L’amour divin à une époque où il n’y a plus de dieu.

L’amour qui brûle à une époque où le monde se refroidit.

…Écoute, petit Léon, je ne voulais pas te dire ces choses, mais je sens que je ne durerai point et qu’il me faut bien employer, je suis navrée que, dès le premier choc de la vie contre moi, le heurt d’une bien banale réalité contre une douce illusion, tu te révoltes et tu me regardes comme on regarderait une étrangère.

Ah ! ce regard, à la fin de ce bal blanc ? Je suis aussi simple d’esprit que compliquée de corps… peut-être même suis-je très simple des deux façons.
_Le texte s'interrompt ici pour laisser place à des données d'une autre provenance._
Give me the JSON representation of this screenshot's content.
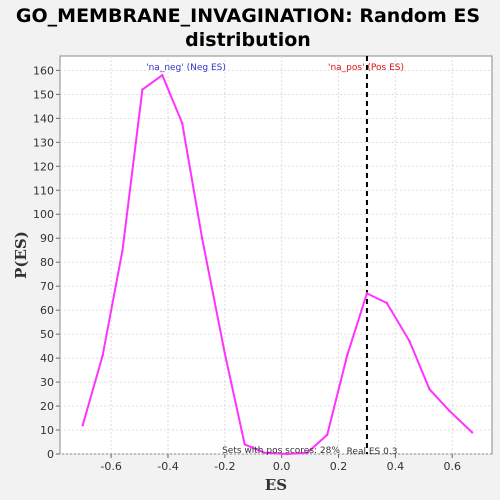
{
  "chart_data": {
    "type": "line",
    "title_line1": "GO_MEMBRANE_INVAGINATION: Random ES",
    "title_line2": "distribution",
    "xlabel": "ES",
    "ylabel": "P(ES)",
    "xlim": [
      -0.78,
      0.74
    ],
    "ylim": [
      0,
      166
    ],
    "x_ticks": [
      -0.6,
      -0.4,
      -0.2,
      0.0,
      0.2,
      0.4,
      0.6
    ],
    "x_tick_labels": [
      "-0.6",
      "-0.4",
      "-0.2",
      "0.0",
      "0.2",
      "0.4",
      "0.6"
    ],
    "y_ticks": [
      0,
      10,
      20,
      30,
      40,
      50,
      60,
      70,
      80,
      90,
      100,
      110,
      120,
      130,
      140,
      150,
      160
    ],
    "y_tick_labels": [
      "0",
      "10",
      "20",
      "30",
      "40",
      "50",
      "60",
      "70",
      "80",
      "90",
      "100",
      "110",
      "120",
      "130",
      "140",
      "150",
      "160"
    ],
    "grid": true,
    "series": [
      {
        "color": "#ff33ff",
        "x": [
          -0.7,
          -0.63,
          -0.56,
          -0.49,
          -0.42,
          -0.35,
          -0.28,
          -0.2,
          -0.13,
          -0.06,
          0.02,
          0.09,
          0.16,
          0.23,
          0.3,
          0.37,
          0.45,
          0.52,
          0.59,
          0.67
        ],
        "y": [
          12,
          41,
          85,
          152,
          158,
          138,
          90,
          42,
          4,
          0.5,
          0,
          0.5,
          8,
          41,
          67,
          63,
          47,
          27,
          18,
          9
        ]
      }
    ],
    "real_es": 0.3,
    "annotations": {
      "neg_label": "'na_neg' (Neg ES)",
      "pos_label": "'na_pos' (Pos ES)",
      "pos_scores": "Sets with pos scores: 28%",
      "real_es_label": "Real ES 0.3"
    },
    "colors": {
      "neg": "#3333cc",
      "pos": "#dd1111",
      "line": "#ff33ff"
    }
  }
}
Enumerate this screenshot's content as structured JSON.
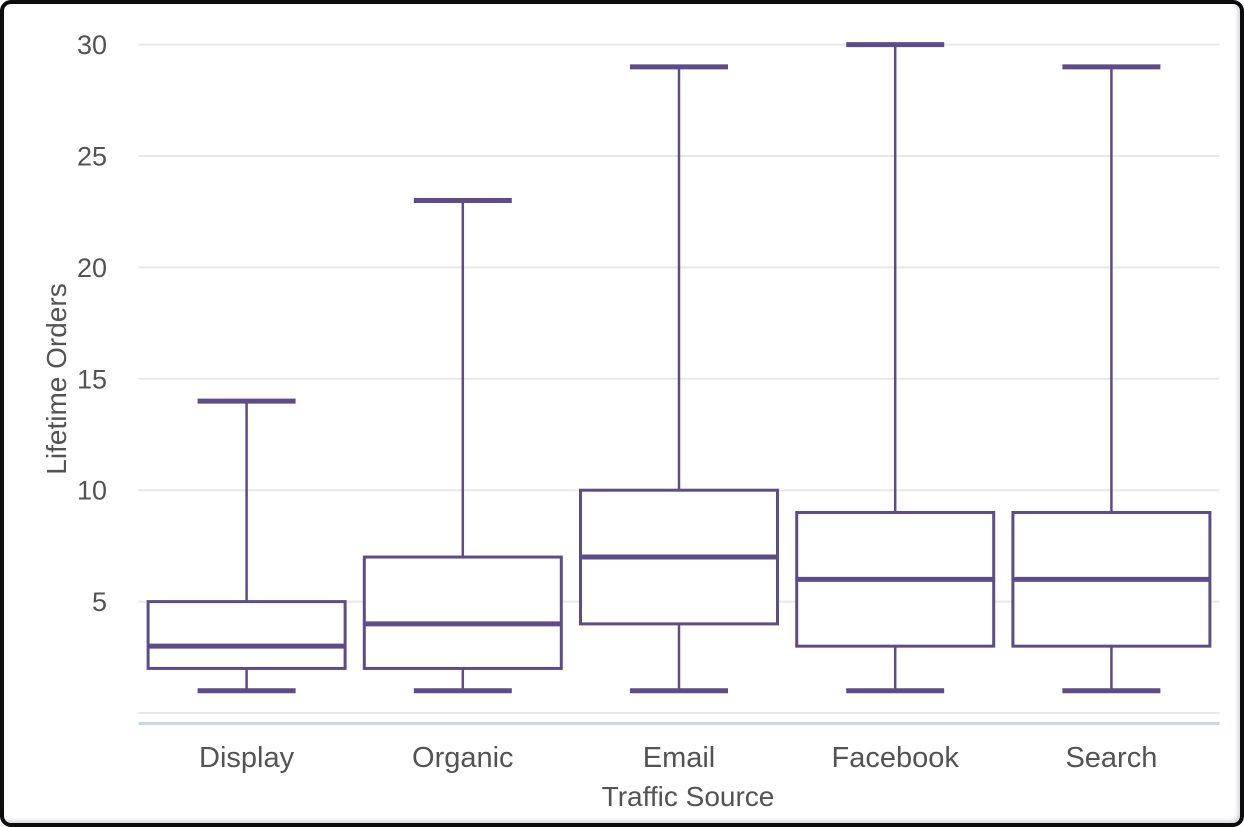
{
  "chart_data": {
    "type": "boxplot",
    "title": "",
    "xlabel": "Traffic Source",
    "ylabel": "Lifetime Orders",
    "categories": [
      "Display",
      "Organic",
      "Email",
      "Facebook",
      "Search"
    ],
    "series": [
      {
        "name": "Display",
        "min": 1,
        "q1": 2,
        "median": 3,
        "q3": 5,
        "max": 14
      },
      {
        "name": "Organic",
        "min": 1,
        "q1": 2,
        "median": 4,
        "q3": 7,
        "max": 23
      },
      {
        "name": "Email",
        "min": 1,
        "q1": 4,
        "median": 7,
        "q3": 10,
        "max": 29
      },
      {
        "name": "Facebook",
        "min": 1,
        "q1": 3,
        "median": 6,
        "q3": 9,
        "max": 30
      },
      {
        "name": "Search",
        "min": 1,
        "q1": 3,
        "median": 6,
        "q3": 9,
        "max": 29
      }
    ],
    "y_ticks": [
      5,
      10,
      15,
      20,
      25,
      30
    ],
    "ylim": [
      0,
      31
    ],
    "grid": true,
    "legend": "none",
    "colors": {
      "box_stroke": "#5e4c88",
      "box_fill": "#ffffff",
      "gridline": "#e8e8e8",
      "zero_gridline": "#e8e8e8",
      "baseline": "#c9d5e8",
      "text": "#535353",
      "frame_border": "#0c0c0e",
      "background": "#ffffff"
    }
  }
}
Je n’ai pas eu de jalousie en te voyant causer dans l’oreille de Missie, j’ai pensé : « Il a tort de donner une espérance… car c’est un crime d’avoir l’air de promettre un amour qu’on ne donnera pas. » Remarque bien, je te prie, que je me suis montrée, dès le début, vis-à-vis de toi telle que j’étais. Tu me plaisais, je voulais t’aimer, je te choisissais comme tu avais l’air de me choisir, et je te disais : « Si je deviens votre maîtresse, ce sera que je vous aimerai moins. » Je ne peux pas me résoudre encore à t’aimer moins ! Voilà mon seul crime.